三郎太も、安全な位置まで引き下がって、木刀を下した。
「審判。止めたってことは、試合の結末が見えたからってことだよな?」
三郎太と、ベレン、どちらの勝ちか、尋ねる。
「聞くな。性格が悪いぞ、ベレン」
「はっ、そうかい」
◆
試合を終え、傾いた日差しの中、屯所を去っていく三郎太の背中を、ベレンとサラシアは窓越しに見送った。
「で、ほんとのところはどうだったんだ」
「聞くなと言っているだろう」
しかし、サラシアは難しい顔をして、しばらくすると、
「正直言ってわからん。だが、両方死ぬのが、可能性としては一番高かっただろうな」
「そうか……」
ベレンは少し悔しそうに呟いた。ヘリオス騎士団団長の名は重い。いくら相手が尋常の使い手で無かったとしても、この結末は望ましいものではない。

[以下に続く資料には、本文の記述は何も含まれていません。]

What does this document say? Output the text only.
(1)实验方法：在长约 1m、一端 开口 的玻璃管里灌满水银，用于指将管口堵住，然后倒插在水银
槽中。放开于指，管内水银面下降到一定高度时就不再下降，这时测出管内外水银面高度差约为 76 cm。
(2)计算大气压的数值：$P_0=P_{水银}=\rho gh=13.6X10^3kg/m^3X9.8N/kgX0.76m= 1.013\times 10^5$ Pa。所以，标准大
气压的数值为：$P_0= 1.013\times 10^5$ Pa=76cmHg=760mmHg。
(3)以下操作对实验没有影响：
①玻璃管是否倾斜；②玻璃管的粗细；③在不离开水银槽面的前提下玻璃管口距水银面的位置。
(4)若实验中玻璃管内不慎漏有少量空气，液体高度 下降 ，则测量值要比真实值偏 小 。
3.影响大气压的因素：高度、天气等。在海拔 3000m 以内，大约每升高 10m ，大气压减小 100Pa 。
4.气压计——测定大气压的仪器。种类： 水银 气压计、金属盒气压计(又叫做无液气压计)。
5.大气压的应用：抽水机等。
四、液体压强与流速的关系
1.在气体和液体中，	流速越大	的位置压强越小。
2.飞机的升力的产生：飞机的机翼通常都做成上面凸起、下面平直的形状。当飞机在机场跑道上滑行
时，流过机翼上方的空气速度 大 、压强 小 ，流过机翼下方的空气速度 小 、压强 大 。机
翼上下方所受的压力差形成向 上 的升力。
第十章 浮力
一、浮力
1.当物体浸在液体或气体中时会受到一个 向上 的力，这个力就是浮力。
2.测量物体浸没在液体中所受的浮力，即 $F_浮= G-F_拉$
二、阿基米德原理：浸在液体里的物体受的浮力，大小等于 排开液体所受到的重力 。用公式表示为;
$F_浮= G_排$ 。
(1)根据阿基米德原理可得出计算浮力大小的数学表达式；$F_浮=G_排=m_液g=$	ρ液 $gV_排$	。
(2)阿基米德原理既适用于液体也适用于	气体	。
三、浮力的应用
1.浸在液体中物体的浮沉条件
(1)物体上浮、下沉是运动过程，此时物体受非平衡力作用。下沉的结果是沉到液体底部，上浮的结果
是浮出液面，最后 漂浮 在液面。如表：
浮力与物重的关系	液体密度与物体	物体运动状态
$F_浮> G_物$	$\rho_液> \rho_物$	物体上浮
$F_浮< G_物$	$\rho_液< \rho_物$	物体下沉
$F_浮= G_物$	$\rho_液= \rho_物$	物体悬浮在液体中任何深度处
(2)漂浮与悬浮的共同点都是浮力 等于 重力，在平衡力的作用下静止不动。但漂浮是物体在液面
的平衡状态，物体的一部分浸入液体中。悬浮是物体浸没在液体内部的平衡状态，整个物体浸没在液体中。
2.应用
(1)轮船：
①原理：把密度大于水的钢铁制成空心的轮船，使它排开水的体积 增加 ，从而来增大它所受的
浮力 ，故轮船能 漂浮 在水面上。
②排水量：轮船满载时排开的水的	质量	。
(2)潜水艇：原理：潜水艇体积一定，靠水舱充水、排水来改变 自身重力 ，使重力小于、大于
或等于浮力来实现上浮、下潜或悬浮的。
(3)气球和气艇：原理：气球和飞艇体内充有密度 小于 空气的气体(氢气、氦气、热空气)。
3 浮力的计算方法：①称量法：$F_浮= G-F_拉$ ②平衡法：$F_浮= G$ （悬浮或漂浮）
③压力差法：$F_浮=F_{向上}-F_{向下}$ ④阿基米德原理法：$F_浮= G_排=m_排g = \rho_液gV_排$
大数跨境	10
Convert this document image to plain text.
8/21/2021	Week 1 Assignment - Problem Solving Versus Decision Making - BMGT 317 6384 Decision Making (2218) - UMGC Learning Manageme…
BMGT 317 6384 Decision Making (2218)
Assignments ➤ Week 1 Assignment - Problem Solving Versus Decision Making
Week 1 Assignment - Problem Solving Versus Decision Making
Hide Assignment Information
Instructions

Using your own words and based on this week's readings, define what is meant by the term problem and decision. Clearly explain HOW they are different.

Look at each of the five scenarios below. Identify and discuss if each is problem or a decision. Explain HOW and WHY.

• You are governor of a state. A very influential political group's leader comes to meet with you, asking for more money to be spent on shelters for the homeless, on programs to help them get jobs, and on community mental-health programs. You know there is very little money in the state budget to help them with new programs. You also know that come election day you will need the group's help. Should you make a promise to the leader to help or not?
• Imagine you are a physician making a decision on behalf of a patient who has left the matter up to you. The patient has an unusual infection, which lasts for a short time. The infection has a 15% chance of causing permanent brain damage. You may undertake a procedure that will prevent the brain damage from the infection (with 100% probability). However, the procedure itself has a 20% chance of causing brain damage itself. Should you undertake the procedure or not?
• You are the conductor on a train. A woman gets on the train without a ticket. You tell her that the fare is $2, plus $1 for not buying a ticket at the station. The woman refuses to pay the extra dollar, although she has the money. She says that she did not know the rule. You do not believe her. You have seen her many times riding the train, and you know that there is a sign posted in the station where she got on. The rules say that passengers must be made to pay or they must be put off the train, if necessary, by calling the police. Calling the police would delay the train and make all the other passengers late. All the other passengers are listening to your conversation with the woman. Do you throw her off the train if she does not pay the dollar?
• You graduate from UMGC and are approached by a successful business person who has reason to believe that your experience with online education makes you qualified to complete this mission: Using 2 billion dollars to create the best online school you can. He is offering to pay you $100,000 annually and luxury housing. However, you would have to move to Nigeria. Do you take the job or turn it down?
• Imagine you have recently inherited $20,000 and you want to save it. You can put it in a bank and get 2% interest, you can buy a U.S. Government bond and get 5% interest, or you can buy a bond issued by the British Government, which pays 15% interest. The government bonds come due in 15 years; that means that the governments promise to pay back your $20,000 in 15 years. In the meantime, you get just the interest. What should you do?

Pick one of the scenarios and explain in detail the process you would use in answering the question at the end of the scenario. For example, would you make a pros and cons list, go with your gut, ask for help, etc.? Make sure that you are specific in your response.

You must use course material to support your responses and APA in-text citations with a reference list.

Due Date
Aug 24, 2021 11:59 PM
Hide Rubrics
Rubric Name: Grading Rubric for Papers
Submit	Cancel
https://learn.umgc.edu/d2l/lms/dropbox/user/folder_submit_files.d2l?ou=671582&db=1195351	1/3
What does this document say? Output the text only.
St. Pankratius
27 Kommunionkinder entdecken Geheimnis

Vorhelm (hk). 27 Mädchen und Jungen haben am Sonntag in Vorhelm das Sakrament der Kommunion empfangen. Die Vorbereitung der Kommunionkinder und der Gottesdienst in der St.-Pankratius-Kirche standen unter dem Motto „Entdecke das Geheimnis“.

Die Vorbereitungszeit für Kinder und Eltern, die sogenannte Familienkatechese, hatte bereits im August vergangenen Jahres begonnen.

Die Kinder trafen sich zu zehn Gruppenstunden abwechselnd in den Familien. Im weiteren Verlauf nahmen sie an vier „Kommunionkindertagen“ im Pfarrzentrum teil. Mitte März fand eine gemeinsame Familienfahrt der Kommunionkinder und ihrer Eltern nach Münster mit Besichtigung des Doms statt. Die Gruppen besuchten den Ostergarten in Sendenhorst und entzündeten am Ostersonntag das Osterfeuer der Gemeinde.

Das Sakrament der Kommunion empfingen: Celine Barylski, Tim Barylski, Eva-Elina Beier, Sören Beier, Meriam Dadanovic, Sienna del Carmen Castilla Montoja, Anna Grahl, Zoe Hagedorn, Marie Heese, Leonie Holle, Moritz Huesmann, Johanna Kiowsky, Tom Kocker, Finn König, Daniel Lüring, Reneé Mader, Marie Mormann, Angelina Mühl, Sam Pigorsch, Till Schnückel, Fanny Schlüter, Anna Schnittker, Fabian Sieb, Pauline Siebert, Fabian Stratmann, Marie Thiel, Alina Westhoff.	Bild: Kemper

「言い訳はしねぇよ。魔法を使っていたら絶対に勝ってたなんてな」
「してるじゃないか」
ベレンは視線を三郎太の背に遣りながら、独り言のように言った。
「……なんつーか、変な奴だったな。まるで、世界から浮いているみたいだった。あいつの周り数センチだけ、感じたことのない熱が流れてたんだ」
「……変わり者……では片づけられない、そんな気はするが……」
顎に手を当てて、首をかしげる。
サラシアもまた、三郎太という男の違和感を形容し難いようだった。
「切れ者のサラシアさんが、随分と歯切れの悪いことを言うんだな」
「五月蠅いぞ。しかし、彼の服装を見るに、崑崙周辺にゆかりがありそうだ。向こうの剣術、調べてみると参考になるかもしれないな」
「そんな時間があればな。……なんにせよ、ここの連中は幸運だな、いや、フィンデンブルグの名采配というべきか、あんな奴と戦って世界の大きさを知っちまったら、否が応でもやる気を出しちまう。強くなるかは人それぞれだが、間違いなく気は引き締まるだろうぜ」
「ああ。お前のところでも、外部から誰か見つけて雇ったらどうだ」
「あんな恐ろしいのはそうそう見つからねぇよ……さて、そろそろ戻ろうぜ、お互い、老人たちは五月蠅いんだ」
二人とも決して軽挙な自由が許される立場ではない。今日の視察も詰まりに詰まった予定の隙間に強引に捻じ込んだものだ。ただでさえ参謀周辺に仕事を押し付けているのだ。そのうえ帰りが遅くなればカミナリが落ちることは間違いない。
二人は窓辺を離れ、扉に向かう途中、もう一度だけ振り返り、黄昏に消える三郎太の背を見送った。